The morning after the first presidential debate, State of New York Geneseo English professor Wes Kennison contributed to the narrative surrounding the Trump campaign’s purported “stutter strategy” with a viral Facebook post in which he wrote:
If you know and love a stutterer and you watched the presidential debate last night, within minutes it became obvious what was going on. Abusive tone of voice, rapid fire interruptions, zigzagging change of topic, personal insult and humiliation, and family pain are all tripwires that scramble a stutterer’s ability to speak. There was nothing unplanned or spontaneous in the President’s strategy. The bastards did not prep him to attack Joe. They prepped him to attack Joe’s disability hoping that by triggering his stuttering they might deceive an audience unfamiliar with the disability into thinking that Joe was stupid, weak, uncertain, confused, or lost to dementia.
Politico and the Washington Post’s descriptions of a “stutter strategy” came from unnamed sources, meaning we cannot verify that they are accurate. Similarly, we could find no source for the quotations attributed to Christie, in particular, in the social media posts highlighted above. Kennison’s Facebook post, although undoubtedly enlightening, constitutes a non-expert inference of Trump’s strategy based on one person’s viewing of the debate.

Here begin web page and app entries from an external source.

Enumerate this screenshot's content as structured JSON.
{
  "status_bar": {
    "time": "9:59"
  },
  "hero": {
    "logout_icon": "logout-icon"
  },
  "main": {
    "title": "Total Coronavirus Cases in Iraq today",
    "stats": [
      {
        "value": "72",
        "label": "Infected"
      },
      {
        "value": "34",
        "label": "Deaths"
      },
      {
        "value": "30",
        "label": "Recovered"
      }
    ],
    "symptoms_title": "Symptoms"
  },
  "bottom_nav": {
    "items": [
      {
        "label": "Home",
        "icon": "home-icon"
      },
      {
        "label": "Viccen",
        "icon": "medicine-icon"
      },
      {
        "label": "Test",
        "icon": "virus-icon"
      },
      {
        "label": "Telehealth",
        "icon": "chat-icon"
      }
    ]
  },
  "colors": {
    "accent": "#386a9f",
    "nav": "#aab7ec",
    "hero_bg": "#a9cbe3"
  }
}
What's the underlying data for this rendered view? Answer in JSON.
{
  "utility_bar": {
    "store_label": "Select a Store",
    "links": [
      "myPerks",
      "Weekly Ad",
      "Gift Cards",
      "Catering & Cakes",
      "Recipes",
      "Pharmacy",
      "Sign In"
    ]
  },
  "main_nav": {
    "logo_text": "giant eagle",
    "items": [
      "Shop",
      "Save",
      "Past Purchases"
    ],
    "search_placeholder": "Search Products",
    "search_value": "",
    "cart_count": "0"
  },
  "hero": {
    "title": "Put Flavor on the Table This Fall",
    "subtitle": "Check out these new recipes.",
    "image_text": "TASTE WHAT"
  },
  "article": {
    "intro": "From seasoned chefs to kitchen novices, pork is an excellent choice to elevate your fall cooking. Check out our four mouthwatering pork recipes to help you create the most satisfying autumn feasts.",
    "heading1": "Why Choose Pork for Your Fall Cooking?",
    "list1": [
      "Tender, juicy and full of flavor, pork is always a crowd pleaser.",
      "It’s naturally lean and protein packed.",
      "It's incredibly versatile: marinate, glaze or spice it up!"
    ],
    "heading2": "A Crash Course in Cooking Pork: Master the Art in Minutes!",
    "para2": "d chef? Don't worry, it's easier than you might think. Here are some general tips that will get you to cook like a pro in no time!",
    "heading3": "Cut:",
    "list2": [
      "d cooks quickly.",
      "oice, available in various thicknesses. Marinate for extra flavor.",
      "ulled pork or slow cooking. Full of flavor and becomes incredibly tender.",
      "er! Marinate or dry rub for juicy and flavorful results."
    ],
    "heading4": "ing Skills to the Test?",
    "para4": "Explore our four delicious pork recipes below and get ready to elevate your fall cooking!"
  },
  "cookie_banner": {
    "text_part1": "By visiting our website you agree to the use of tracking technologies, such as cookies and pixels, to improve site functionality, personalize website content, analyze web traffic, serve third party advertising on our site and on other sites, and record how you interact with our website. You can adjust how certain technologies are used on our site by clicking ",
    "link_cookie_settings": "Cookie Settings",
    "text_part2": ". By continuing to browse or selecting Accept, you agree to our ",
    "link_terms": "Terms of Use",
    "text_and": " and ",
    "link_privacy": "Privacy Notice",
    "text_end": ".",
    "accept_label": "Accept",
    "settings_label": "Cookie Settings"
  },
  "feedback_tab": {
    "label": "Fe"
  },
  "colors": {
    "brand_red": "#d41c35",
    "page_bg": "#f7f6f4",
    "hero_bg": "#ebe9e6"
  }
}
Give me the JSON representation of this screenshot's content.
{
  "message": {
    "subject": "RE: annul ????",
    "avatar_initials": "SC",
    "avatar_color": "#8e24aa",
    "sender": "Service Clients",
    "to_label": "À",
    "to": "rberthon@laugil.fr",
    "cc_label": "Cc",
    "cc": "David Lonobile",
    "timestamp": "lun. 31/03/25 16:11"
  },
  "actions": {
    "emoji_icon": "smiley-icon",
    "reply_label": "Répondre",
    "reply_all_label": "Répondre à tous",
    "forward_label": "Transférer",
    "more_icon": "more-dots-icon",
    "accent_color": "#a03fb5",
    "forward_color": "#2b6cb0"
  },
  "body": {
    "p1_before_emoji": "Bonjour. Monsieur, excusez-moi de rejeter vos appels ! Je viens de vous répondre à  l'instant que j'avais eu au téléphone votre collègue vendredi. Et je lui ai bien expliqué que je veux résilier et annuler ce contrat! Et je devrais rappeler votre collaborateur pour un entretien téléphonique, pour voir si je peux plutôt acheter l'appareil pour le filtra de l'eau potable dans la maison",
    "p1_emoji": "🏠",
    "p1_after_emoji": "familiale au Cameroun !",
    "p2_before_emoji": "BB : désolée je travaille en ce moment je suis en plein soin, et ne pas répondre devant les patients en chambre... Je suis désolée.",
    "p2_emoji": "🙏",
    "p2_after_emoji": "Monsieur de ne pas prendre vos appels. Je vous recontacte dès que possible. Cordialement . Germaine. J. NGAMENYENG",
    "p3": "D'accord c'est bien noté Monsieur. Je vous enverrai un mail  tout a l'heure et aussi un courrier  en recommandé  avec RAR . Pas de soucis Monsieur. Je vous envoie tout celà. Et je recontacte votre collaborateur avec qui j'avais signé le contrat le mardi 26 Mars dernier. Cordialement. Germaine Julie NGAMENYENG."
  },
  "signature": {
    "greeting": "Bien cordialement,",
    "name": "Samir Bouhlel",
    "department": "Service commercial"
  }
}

Snopes contacted both the Trump campaign and Christie’s lobbying firm, asking for their responses to the allegations made in the widely shared social media posts and news reports highlighted above. We did not receive a response from either in time for publication. If we do, we will update this fact check accordingly.
On Oct. 6, Christie appeared to refute the allegations, reportedly telling CNN host Jake Tapper that Biden’s stutter “never came up” in Trump’s debate preparations. It’s difficult to think of any evidence that Christie or the Trump campaign could present that would demonstrate, in a satisfactory way, that they had not even discussed Biden’s stutter as a potential strategic target in debates. They would have to “prove a negative,” in that respect.
For obvious reasons, we cannot accept Christie’s denial on its face, even though it has the distinct advantage of being on the record. Equally, we cannot accept the veracity of the anonymously sourced statements included in reports by Politico and the Washington Post, which directly contradict what Christie said later. Therefore, until evidence emerges which settles the dispute in one direction or the other, we are bound to issue a rating of “Unproven.”